Equilibrium in multicomponent, multiphase systems: Which approach cannot be used to calculate equilibrium relations?

Difficulty: Easy

Correct Answer: phase rule

Explanation:


Introduction / Context:
Phase and reaction equilibria require relations (e.g., K-values, activity coefficients) to specify how components distribute among phases. Several approaches exist: measurement, empirical correlations, and theoretical models. The phase rule, however, serves a different purpose.


Given Data / Assumptions:

  • Gibbs phase rule: F = C − P + 2 (for nonreactive systems).
  • Goal: Obtain actual equilibrium relationships (e.g., y vs. x, distribution ratios), not just degrees of freedom.


Concept / Approach:
The phase rule determines the number of independent intensive variables that must be fixed to define the state. It does not give numerical equilibrium relations. Those must come from experiments, empirical correlations (e.g., Antoine, Wilson, NRTL), or theoretical equations (e.g., EOS with mixing rules).


Step-by-Step Solution:

Identify need: equilibrium relations (K_i, γ_i, φ_i).Match methods: experimental, empirical, theoretical models all provide such relations.Exclude phase rule: provides F (degrees of freedom), not the relations themselves.

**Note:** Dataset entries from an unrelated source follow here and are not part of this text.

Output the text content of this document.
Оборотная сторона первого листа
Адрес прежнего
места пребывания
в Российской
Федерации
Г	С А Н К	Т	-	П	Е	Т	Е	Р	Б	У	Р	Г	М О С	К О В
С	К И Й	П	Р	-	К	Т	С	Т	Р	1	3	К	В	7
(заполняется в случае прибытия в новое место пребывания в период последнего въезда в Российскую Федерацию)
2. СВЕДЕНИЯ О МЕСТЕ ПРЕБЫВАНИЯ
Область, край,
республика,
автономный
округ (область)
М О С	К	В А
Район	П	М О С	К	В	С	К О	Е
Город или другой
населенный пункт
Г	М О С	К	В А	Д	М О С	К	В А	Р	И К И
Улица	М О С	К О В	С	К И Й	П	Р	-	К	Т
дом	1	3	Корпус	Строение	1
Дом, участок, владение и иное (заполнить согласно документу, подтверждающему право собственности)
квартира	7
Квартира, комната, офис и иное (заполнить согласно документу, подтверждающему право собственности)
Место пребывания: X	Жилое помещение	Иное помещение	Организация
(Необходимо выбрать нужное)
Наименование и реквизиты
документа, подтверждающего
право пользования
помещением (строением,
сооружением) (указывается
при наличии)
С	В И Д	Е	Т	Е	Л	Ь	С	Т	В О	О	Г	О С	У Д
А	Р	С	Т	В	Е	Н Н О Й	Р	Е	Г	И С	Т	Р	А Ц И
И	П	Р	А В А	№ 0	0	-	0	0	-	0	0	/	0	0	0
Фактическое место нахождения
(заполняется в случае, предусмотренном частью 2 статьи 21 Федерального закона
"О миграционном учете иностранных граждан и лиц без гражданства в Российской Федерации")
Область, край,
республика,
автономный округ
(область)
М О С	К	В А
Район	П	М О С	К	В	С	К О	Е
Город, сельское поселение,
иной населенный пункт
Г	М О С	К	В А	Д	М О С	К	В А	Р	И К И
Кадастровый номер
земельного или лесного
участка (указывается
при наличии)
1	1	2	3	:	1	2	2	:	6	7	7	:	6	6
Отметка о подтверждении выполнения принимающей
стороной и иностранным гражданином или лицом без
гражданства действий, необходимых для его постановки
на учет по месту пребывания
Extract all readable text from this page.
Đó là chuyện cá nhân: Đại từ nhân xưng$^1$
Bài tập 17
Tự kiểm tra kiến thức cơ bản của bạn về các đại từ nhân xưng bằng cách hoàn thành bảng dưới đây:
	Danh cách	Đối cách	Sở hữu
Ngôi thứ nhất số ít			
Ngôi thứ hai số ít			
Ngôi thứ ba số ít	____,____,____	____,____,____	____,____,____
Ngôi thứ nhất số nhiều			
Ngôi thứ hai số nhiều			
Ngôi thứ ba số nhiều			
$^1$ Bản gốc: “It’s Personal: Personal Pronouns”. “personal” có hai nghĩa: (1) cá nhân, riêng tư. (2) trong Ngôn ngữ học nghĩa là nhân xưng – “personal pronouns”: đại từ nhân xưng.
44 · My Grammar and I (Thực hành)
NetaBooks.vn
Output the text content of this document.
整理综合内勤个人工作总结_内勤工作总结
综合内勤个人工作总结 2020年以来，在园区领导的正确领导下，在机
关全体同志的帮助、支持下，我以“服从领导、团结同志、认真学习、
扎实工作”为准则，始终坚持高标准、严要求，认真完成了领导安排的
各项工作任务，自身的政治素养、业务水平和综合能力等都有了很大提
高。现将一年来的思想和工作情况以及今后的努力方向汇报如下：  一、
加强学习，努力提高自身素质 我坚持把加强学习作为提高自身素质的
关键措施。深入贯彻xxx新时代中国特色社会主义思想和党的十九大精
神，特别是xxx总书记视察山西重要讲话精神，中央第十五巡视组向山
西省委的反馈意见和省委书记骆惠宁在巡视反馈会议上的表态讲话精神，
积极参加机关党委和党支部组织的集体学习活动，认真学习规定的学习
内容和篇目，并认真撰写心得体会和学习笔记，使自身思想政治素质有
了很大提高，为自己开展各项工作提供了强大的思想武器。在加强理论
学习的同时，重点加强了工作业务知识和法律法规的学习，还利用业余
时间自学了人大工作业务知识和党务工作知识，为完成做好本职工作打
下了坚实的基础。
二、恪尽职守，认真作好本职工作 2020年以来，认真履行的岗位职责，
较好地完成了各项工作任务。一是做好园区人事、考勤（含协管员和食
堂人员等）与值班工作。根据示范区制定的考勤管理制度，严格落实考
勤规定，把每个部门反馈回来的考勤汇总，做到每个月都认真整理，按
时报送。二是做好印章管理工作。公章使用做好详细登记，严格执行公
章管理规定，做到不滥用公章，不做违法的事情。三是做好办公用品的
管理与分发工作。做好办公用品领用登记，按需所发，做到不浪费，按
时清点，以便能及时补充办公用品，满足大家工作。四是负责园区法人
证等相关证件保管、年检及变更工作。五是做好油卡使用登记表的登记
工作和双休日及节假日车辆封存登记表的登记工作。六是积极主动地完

Verification / Alternative check:
In VLE design, phase rule tells you how many variables to set (e.g., T and P), but K-values still require data or models.


Why Other Options Are Wrong:

  • Experimental data, empirical equations, theoretical equations all directly yield or fit equilibrium relations.


Common Pitfalls:
Assuming the phase rule can replace property models; it cannot provide numerical partitioning.